Photo by jzlomek

A recent report in Reuters India titled “U.S., EU must cut back on biofuels: U.N. adviser”, reports that “‘The United States and Europe should cut back on production of biofuels because they are hurting food supply at a time of rising prices’, an adviser to U.N. Secretary-General Ban Ki-moon said on Monday.”

The author’s article, Ingrid Melander, says that bio-fuels “compete with food for farming land and help to push up food prices, worsening a global crisis that is affecting millions of poor.”

According to Ban Ki-moon’s adviser Jeffrey Sachs, “in the United States as much as one third of maize crop this year will go to gas tank. This is a huge blow to the world food supply.”
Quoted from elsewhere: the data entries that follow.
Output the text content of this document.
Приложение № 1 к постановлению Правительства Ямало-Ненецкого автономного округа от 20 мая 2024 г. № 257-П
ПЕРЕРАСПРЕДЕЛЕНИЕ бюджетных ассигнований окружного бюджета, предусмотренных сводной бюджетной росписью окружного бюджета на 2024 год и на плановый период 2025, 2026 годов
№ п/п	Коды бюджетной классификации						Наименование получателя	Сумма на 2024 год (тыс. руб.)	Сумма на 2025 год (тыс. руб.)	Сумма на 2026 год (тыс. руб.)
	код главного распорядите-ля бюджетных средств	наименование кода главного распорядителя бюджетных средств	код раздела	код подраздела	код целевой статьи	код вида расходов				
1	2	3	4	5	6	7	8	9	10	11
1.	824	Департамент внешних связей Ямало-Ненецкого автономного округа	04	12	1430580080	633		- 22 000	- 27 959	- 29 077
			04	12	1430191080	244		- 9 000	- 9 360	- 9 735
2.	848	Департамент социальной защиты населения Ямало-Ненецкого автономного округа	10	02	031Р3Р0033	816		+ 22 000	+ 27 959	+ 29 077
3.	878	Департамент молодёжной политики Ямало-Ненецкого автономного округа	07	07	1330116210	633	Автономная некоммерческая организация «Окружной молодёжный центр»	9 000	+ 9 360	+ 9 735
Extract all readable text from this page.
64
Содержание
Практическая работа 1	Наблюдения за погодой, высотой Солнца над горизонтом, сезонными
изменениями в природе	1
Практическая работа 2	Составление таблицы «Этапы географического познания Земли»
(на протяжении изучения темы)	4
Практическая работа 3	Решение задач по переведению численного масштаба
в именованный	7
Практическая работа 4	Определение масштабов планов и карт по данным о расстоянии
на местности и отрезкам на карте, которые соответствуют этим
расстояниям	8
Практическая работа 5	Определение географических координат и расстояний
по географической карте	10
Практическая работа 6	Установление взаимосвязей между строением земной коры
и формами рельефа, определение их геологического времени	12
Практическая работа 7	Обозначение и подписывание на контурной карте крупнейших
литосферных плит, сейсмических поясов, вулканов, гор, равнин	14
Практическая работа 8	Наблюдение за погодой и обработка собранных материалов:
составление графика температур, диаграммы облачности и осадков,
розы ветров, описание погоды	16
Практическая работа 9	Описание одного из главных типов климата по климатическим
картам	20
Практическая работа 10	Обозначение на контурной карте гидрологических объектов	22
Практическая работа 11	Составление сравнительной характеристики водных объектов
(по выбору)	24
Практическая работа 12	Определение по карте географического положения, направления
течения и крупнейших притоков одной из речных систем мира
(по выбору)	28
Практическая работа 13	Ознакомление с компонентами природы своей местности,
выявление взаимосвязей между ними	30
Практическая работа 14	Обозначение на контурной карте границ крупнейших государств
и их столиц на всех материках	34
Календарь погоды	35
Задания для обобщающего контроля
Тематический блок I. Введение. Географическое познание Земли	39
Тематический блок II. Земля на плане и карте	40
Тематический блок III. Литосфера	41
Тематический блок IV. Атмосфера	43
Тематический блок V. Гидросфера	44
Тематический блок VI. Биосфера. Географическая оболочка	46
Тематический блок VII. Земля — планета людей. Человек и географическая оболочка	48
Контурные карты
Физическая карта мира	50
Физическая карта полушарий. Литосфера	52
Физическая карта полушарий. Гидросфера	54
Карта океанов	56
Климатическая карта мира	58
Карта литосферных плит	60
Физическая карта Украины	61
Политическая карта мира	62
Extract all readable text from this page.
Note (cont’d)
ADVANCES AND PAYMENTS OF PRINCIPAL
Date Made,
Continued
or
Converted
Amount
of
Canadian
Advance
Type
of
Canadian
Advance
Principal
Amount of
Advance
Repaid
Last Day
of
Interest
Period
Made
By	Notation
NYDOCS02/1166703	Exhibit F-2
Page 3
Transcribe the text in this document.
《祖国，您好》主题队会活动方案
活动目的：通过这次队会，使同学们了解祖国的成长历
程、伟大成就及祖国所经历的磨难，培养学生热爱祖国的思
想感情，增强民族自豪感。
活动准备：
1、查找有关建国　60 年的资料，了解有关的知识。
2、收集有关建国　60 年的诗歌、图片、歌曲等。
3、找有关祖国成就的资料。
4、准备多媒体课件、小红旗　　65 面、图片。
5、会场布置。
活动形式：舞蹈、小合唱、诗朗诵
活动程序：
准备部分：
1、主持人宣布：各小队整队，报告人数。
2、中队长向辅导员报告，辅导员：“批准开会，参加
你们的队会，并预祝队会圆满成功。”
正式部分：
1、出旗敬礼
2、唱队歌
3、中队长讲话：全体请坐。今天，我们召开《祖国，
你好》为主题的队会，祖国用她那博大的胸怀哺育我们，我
Melander writes that “supporters say they are the only renewable alternative to fossil fuels and generally result in lower greenhouse gas emissions.”

The problem with these and similar comments is that they are politically charged and based on faulty reports concerning “Global Warming,” a religious-like movement among the liberal class, including many Democrats.

If education had been a primary focus of the U.N. and other countries who were handing out crates of food to people in under-developed countries, this would not be an issue. If these people were educated in how to grow their own crops and raise livestock for agricultural and food purposes, this would certainly be a “non-issue.”

The United States, as it always does, receives the blunt of the blame and will be pressured into giving almost a hundred percent of the aid for these under-developed countries. It will be the hardworking Americans who pay for this in their taxes.

Photo: A veteran farmer rides his aging orange tractor into corn fields surrounding Kutztown PA, as he prepares a harvest for sileage. (c) jzlomek.